Methods for Experimental Identification of Nonlinear Dynamic Systems of Unknown Form and Order With Application to Human Gait

未知形式和阶数的非线性动态系统的实验识别方法及其应用于人类步态的方法

• 批准号: 0969224
• 负责人: Matthew Allen
• 金额: $ 28万
• 依托单位: University of Wisconsin-Madison
• 依托单位国家: 美国
• 项目类别: Standard Grant
• 财政年份: 2010
• 资助国家: 美国
• 起止时间: 2010-07-15 至 2014-06-30
• 项目状态: 已结题
• 来源: https://www.nsf.gov/awardsearch/showAward?AWD_ID=0969224&HistoricalAwards=false
• 关键词: Methods; Experimental; Identification; Nonlinear; Dynamic

This research seeks to develop new methods for interrogating experimental measurements of human gait in order to better understand how the neuromuscular system functions during this important process. A new nonlinear system identification strategy will be studied that utilizes a model for the system that is appropriate for small deviations from a nominal periodic motion (or average stride cycle). A frequency-domain output-only system identification method will be created to characterize the motion of the system about this periodic trajectory using linear time-periodic systems theory, and that will be used to find a mathematical model for the nonlinear system. A video-based motion capture system will be used to record the motion of a few subjects as they walk on an instrumented treadmill, and the measurements will be used to identify a reduced model for their neuromuscular function during gait. That model will then be incorporated into the computed muscle control forward dynamics algorithm in order to gain additional insights into the roles of individual muscles and the function of the neuromuscular system during gait.This work is expected to lead to improved treatments for gait disorders, potentially benefitting many of the thousands of people in the United States who currently suffer from these disorders. Common gait disorders may stem from birth defects, residual effects of a disease, such as polio, or from injuries sustained in athletic activities, accidents or military combat, and although numerous treatments have been proposed for gait disorders, it is currently very difficult to predict how effective treatment will be. This work is expected to increase our understanding of gait so that appropriate treatments can be chosen more reliably. Also, the framework that will be used in this work is general, so the methods developed can also be used to study other nonlinear systems such as vehicles, wind turbines, machinery, etc? A short course will be created based on the results of this research and it will be used to share these new methods with a broad audience.

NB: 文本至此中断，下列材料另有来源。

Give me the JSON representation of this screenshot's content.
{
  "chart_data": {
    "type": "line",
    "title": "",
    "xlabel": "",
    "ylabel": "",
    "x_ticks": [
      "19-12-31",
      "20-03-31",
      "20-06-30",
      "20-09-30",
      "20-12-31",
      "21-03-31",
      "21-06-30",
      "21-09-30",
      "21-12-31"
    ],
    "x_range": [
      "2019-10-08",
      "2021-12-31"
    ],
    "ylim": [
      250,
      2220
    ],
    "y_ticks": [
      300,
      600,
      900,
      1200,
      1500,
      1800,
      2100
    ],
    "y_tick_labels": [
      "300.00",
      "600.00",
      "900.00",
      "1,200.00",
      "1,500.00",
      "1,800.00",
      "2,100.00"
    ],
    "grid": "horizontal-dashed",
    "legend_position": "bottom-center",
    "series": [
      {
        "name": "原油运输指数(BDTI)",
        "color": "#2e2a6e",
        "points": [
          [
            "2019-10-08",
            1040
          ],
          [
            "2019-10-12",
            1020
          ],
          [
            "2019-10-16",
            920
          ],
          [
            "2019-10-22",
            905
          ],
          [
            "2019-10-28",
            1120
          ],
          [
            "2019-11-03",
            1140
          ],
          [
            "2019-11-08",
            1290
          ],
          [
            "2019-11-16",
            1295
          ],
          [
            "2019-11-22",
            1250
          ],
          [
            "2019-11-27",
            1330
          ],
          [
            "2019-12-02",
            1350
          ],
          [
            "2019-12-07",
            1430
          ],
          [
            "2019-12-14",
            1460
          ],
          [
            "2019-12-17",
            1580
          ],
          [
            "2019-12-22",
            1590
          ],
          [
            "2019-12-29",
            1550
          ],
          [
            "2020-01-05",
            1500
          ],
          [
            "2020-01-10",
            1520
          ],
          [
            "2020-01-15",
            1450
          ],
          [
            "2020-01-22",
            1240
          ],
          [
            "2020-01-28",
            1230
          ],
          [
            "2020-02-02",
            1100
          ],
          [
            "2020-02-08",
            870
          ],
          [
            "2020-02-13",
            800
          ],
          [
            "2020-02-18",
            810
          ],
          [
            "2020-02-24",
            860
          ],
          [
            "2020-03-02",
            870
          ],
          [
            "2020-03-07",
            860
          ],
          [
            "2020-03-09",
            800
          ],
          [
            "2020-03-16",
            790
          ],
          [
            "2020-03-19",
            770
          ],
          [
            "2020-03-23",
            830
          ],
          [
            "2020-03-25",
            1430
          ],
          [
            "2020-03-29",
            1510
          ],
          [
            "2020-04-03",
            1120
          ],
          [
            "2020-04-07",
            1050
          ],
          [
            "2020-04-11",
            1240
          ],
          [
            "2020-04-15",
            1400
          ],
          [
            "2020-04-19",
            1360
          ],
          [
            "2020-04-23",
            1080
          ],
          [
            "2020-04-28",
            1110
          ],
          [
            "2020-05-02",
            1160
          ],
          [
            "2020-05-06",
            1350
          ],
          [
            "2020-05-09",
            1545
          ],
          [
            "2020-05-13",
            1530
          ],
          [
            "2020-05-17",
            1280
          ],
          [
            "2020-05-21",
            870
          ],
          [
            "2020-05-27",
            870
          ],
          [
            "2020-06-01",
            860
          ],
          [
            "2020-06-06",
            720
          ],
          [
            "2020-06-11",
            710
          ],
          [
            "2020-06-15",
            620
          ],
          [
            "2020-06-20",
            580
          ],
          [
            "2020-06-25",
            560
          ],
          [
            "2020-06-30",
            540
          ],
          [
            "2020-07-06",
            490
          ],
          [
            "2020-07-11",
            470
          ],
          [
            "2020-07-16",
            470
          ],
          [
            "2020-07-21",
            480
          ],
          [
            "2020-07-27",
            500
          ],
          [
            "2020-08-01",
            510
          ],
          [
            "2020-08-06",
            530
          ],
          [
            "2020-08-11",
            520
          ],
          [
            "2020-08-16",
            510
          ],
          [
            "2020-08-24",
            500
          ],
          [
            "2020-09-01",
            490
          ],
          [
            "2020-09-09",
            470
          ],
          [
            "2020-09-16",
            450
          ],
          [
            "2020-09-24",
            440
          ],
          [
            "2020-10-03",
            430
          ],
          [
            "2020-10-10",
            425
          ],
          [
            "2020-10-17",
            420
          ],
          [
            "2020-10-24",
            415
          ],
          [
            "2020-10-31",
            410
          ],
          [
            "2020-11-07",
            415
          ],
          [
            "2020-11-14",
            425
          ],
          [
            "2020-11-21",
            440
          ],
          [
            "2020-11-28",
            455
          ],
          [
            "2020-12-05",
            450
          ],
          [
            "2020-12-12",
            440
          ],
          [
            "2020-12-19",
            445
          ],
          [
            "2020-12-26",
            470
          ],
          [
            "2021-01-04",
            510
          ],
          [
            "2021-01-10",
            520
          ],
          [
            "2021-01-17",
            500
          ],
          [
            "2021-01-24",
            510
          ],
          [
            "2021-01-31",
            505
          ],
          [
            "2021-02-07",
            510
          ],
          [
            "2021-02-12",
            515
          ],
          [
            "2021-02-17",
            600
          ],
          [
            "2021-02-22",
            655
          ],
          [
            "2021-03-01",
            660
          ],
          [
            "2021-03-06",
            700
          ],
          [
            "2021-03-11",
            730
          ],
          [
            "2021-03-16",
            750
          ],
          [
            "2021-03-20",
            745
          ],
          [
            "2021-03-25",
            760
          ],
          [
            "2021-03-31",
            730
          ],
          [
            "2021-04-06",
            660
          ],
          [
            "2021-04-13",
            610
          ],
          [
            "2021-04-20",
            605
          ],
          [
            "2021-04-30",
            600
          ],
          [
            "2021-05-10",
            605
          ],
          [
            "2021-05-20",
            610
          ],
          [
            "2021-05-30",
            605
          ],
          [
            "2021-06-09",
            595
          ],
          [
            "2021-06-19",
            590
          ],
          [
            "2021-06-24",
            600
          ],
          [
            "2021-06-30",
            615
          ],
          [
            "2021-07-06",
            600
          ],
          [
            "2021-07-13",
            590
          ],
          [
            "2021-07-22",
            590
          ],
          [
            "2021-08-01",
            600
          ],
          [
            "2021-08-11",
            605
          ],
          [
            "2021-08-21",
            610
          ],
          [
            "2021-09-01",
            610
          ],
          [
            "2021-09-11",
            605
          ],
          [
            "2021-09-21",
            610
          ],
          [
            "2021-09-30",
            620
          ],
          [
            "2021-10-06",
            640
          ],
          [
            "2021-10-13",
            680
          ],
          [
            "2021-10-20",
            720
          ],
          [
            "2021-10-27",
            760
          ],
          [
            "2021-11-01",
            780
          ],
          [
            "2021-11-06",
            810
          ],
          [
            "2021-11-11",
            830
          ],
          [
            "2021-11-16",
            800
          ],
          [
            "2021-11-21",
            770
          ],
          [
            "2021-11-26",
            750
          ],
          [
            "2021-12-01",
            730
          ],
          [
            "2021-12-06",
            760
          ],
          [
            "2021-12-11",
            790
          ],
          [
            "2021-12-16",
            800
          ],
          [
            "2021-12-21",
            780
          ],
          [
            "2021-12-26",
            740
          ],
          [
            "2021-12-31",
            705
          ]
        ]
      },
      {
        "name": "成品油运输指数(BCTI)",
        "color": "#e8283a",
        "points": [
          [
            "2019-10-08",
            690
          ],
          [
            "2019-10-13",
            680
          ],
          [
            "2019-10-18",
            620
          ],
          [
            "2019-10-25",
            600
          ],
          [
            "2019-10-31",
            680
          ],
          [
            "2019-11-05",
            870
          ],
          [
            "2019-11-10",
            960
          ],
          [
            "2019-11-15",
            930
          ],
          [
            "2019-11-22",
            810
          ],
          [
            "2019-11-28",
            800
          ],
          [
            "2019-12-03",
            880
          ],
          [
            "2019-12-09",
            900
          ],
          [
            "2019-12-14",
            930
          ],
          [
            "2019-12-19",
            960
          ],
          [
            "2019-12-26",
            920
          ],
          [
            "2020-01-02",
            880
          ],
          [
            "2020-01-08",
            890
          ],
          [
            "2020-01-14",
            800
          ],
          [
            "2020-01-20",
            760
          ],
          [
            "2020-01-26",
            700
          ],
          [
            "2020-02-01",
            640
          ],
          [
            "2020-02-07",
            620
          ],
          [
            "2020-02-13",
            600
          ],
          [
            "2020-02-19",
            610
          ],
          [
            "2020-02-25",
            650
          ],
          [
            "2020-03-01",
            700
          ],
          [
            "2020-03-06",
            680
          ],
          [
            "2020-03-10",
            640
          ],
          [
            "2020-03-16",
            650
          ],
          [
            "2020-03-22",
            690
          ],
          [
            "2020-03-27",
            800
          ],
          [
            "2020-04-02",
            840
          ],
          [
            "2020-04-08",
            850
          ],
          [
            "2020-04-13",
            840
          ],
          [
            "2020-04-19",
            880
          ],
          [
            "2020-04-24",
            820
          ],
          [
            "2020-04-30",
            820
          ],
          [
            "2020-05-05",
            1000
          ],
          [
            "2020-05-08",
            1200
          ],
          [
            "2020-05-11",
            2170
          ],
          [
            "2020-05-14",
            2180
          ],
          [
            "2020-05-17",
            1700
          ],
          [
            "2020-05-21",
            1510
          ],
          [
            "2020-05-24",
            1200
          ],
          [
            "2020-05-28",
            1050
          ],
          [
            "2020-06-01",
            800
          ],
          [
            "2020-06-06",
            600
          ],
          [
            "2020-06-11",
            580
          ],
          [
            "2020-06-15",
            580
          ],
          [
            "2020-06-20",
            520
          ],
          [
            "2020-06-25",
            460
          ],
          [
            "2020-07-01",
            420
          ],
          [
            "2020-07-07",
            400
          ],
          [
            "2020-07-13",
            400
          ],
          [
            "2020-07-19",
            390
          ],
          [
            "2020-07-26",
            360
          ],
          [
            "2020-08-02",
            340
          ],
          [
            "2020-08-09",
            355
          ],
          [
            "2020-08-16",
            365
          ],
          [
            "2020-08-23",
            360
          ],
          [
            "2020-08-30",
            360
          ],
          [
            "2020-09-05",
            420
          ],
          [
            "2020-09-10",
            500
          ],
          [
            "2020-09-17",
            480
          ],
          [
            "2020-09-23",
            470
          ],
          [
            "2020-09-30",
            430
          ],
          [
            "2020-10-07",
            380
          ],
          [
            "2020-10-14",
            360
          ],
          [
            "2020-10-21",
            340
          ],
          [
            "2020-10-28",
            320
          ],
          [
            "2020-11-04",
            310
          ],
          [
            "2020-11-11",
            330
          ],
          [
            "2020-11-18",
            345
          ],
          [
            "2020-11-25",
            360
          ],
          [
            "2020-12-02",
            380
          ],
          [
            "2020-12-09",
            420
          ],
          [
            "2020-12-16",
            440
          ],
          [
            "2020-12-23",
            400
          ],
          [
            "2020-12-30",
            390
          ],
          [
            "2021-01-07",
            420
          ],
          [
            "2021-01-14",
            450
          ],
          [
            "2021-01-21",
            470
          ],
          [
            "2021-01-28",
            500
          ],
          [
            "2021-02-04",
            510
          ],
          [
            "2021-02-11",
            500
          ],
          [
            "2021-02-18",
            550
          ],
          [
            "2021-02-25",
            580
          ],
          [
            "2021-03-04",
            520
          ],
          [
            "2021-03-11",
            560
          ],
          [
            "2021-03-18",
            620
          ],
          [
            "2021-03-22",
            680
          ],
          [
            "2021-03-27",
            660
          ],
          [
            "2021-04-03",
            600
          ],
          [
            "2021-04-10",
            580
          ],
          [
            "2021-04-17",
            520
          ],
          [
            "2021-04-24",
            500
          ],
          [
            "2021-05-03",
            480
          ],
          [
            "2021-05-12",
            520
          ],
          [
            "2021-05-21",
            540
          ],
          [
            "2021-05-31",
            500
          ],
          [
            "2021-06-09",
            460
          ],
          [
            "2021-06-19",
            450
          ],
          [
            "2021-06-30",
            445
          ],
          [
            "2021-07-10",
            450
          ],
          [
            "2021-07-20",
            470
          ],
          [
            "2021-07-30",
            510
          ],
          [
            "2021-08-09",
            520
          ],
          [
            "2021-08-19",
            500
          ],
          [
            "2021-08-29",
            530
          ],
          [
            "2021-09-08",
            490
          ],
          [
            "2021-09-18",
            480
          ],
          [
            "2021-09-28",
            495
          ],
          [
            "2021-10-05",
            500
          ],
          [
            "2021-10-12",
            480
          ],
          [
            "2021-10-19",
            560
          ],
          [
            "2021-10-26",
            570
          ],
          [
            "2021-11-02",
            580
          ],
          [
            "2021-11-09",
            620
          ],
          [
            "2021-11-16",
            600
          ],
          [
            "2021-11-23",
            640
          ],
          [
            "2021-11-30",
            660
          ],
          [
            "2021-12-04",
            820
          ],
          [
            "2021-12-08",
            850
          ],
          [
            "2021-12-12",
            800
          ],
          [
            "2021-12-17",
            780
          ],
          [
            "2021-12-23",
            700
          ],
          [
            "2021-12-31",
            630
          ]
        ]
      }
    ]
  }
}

这项研究旨在开发新的方法来询问人类步态的实验测量，以便更好地了解神经肌肉系统在这一重要过程中的功能。 将研究一种新的非线性系统识别策略，该策略利用适合于与标称周期运动（或平均步幅周期）的小偏差的系统模型。 将创建一个频域仅输出系统识别方法，以使用线性时间周期系统理论来表征系统关于该周期轨迹的运动，并且将使用该方法来找到非线性系统的数学模型。 一个基于视频的运动捕捉系统将被用来记录一些受试者的运动，因为他们走在仪器跑步机上，和测量将被用来识别一个简化的模型，他们的神经肌肉功能在步态。 然后，该模型将被纳入计算的肌肉控制前向动力学算法，以获得更多的见解，个别肌肉的作用和功能的神经肌肉系统在步态。这项工作预计将导致改善治疗步态障碍，可能受益于许多成千上万的人在美国谁目前患有这些疾病。 常见的步态障碍可能源于出生缺陷，疾病的残留影响，如脊髓灰质炎，或在体育活动，事故或军事战斗中持续受伤，尽管已经提出了许多治疗步态障碍的方法，但目前很难预测治疗的有效性。 这项工作有望增加我们对步态的理解，以便更可靠地选择适当的治疗方法。 此外，将在这项工作中使用的框架是一般的，所以开发的方法也可以用来研究其他非线性系统，如车辆，风力涡轮机，机械等？ 将根据这项研究的结果开设一个短期课程，并将用于与广大受众分享这些新方法。